Fidèles à ses méthodes, Milo Rau et ses compagnons de longue date, les comédiens Sara De Bosschère, Sébastien Foucault et Johan Leysen, ont mené l’enquête, s’immergeant dans les ombres épaisses et lugubres du drame. À Liège, ils ont rencontré la famille et le compagnon d’Ihsane Jarfi, leurs avocats, l’un des tueurs… C’est aussi là qu’ils ont fait passer des auditions, à l’issue desquelles deux comédiens amateurs (Suzy Cocco et Fabian Leenders) et un acteur professionnel (Tom Adjibi) ont rejoint l’équipe de La Reprise. La réalité, étoffe de la pièce, est donc démultipliée : aux personnages de l’affaire Jarfi se mêlent les trajectoires personnelles, les vécus sociaux, les expériences de théâtre de ceux qui, sur scène, s’attellent à reprendre la tragédie.
Tout l’art de Milo Rau réside dans son habileté à faire s’entrechoquer les différents dimensions d’une histoire et à tisser ensemble sa toile disparate.
L’histoire de Jarfi, d’abord, se mêle au récit de sa reconstitution par l’équipe de Milo Rau. Structurée en cinq actes, la pièce s’attache, dans une mise en scène très sobre faisant largement appel à la vidéo, à interpréter le drame : les acteurs se glissent dans la peau des proches de la victime, reprennent les entretiens menés pendant l’enquête et rejouent les heures précédant le meurtre, jusqu’au long calvaire enduré par Jarfi. L’usage de la vidéo et des gros plans nourrit cette veine réaliste, presque naturaliste, et sa tonalité sombre. Mais à cette trame documentaire se superpose tout au long de la Reprise le lancinant questionnement sur la représentation du réel et sur le tragique comme forme théâtrale. À mille lieues d’un discours désincarné ou abstrait sur le pouvoir du théâtre, c’est d’abord par une attention extrême au cas singulier que Milo Rau aborde la réflexion sur le sens de son art. Il scrute, de fond en comble, le processus créatif de La Reprise. D’où viennent ceux qui vont, des jours durant, incarner les protagonistes de l’affaire Jarfi? Quelle musique écoutent-ils ? Comment apparaissent-ils sur scène, comment se déshabillent-ils, comment pleurent-ils, comment frappent-ils ? Les acteurs racontent leur parcours, leur arrivée au théâtre ; c’est drôle, légèrement cruel, quelquefois maladroit et souvent touchant.

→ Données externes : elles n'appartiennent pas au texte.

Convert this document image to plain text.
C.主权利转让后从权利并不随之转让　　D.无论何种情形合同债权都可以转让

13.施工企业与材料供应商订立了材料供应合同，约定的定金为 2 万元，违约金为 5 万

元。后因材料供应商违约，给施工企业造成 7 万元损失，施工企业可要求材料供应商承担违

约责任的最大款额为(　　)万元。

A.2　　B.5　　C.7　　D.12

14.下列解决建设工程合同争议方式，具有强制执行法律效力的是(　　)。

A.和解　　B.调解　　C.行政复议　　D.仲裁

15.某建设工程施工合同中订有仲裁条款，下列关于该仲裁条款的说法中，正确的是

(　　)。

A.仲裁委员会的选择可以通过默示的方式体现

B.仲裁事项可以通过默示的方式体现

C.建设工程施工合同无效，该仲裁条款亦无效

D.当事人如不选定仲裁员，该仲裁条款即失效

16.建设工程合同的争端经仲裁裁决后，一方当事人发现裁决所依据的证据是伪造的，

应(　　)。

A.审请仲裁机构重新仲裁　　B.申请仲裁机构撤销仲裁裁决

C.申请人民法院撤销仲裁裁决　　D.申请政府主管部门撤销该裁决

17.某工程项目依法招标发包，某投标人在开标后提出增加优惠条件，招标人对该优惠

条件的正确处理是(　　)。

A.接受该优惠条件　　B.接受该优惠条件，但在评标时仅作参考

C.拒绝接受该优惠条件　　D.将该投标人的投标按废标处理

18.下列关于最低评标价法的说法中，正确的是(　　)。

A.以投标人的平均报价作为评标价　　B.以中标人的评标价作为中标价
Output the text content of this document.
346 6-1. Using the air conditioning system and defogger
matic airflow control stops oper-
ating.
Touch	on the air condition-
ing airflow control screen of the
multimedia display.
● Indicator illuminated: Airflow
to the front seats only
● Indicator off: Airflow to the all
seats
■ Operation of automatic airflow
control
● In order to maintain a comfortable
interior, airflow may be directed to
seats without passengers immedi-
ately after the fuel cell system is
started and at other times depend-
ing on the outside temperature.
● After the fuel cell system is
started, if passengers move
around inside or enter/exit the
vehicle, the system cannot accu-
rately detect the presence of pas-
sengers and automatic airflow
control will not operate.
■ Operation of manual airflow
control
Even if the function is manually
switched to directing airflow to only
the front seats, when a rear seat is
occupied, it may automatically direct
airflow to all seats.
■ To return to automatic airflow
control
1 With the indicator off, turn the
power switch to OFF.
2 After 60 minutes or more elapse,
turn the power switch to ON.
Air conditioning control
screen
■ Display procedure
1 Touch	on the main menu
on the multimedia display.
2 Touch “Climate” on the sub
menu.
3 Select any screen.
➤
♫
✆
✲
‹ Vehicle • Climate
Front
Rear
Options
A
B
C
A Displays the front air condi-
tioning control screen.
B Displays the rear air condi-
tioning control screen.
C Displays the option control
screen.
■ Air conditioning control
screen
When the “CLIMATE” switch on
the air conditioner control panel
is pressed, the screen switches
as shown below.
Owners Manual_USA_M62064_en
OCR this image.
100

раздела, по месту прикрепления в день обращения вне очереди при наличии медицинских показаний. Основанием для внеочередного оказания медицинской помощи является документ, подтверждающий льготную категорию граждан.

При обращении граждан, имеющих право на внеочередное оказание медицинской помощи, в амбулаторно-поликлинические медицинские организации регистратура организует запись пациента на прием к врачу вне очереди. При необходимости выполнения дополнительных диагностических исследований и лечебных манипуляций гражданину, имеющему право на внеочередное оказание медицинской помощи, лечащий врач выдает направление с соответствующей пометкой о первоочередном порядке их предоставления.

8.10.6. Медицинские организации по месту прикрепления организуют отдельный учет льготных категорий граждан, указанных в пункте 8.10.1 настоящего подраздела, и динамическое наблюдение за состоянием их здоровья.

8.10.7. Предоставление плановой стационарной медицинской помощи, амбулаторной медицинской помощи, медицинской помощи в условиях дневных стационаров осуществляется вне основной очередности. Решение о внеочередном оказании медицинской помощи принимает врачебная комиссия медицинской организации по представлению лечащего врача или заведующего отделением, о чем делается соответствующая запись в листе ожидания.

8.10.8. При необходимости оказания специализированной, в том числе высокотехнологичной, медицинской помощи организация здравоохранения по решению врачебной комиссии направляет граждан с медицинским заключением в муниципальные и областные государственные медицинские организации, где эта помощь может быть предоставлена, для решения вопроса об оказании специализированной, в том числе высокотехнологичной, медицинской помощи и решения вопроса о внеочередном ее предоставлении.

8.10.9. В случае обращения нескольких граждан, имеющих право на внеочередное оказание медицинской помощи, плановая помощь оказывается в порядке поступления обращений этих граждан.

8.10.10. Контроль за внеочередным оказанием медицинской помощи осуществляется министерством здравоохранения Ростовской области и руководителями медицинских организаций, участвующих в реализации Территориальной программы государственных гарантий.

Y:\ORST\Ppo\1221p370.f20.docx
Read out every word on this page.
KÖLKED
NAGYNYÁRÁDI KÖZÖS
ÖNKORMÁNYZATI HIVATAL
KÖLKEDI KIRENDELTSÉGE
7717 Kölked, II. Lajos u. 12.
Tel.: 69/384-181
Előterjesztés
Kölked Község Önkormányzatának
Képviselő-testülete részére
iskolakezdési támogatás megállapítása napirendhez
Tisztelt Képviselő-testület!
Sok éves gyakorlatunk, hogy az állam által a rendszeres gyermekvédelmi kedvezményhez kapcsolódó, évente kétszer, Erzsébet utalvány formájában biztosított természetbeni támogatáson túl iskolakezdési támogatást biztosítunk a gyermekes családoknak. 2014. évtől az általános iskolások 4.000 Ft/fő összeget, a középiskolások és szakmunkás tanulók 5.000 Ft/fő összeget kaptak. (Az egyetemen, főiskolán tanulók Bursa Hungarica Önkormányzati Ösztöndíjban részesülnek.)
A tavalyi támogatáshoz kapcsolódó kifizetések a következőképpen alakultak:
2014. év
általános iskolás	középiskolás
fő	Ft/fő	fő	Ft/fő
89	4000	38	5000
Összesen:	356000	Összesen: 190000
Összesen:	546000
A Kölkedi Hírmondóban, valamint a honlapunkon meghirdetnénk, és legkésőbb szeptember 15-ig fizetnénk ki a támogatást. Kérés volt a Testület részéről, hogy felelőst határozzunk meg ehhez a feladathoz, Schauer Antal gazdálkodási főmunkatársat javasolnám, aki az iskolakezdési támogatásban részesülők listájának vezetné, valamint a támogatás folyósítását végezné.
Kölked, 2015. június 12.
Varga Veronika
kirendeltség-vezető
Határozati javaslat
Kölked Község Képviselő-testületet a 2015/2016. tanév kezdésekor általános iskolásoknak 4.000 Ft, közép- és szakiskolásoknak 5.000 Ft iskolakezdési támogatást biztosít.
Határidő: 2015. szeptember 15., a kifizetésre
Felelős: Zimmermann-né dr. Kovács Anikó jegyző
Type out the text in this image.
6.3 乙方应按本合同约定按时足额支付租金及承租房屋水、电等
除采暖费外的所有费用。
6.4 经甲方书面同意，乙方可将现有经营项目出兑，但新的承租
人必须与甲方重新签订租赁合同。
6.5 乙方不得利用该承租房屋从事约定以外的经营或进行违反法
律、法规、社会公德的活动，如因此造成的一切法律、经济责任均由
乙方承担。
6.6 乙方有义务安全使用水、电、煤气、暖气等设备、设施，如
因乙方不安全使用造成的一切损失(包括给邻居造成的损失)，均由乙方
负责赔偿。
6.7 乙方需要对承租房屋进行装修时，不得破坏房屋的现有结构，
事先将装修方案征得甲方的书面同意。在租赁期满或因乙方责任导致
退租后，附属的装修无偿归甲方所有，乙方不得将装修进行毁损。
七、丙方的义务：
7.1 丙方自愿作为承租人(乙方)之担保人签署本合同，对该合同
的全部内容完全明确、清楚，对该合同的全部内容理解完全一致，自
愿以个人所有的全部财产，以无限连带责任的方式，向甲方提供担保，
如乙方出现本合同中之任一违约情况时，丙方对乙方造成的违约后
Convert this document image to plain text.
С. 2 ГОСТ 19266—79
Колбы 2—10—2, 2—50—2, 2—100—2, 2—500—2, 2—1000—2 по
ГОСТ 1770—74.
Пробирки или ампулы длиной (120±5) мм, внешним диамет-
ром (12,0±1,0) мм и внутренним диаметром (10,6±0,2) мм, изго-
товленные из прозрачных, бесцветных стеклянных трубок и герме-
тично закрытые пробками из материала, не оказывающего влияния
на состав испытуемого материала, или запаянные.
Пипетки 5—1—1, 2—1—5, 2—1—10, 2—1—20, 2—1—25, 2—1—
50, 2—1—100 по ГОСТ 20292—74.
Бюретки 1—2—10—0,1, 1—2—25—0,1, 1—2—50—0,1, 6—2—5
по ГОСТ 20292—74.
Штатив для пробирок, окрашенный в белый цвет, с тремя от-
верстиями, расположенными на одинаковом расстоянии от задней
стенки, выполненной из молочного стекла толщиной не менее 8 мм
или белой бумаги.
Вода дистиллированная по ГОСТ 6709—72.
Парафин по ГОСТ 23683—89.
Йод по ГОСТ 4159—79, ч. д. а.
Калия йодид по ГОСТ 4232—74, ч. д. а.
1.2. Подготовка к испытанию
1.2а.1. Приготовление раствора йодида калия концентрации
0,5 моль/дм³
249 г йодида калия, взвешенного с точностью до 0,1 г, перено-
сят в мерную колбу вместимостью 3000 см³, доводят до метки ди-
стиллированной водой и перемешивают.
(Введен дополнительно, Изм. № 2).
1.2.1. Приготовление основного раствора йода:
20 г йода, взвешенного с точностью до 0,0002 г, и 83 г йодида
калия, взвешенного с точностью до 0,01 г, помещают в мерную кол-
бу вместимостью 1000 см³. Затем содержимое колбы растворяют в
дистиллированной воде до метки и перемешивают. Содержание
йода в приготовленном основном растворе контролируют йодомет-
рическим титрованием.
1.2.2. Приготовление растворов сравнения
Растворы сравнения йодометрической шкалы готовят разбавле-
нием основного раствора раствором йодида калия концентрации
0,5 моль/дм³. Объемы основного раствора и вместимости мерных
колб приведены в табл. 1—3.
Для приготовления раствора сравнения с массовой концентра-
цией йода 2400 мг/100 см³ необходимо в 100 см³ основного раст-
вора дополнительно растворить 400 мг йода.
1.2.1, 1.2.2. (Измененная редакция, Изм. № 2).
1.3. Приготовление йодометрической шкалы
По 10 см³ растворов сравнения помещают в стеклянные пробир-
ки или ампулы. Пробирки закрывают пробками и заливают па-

Milo Rau entrelace également la réflexion sociologique et les obsessions existentielles. L’affaire Jarfi est une affaire liégeoise, nichée dans le terreau populaire d’une ville en crise, autrefois fière des usines et du savoir ouvrier, désormais imbibée de détresse et de désœuvrement. La tragédie a un goût de métal et de pluie, un accent de misère banale ; elle n’en reste pas moins la confrontation brutale à l’absurdité du mal, incompréhensible, indépassable. On pense à Truman Capote dans De sang-froid, sondant les détails infimes de l’irruption du mal, donnant au fait-divers une ampleur universelle. La Reprise s’entête elle aussi à tourner autour de la nuit du meurtre, à entrechoquer les détails et les circonstances, à buter sur la douleur, à redonner les coups, à redire les mots.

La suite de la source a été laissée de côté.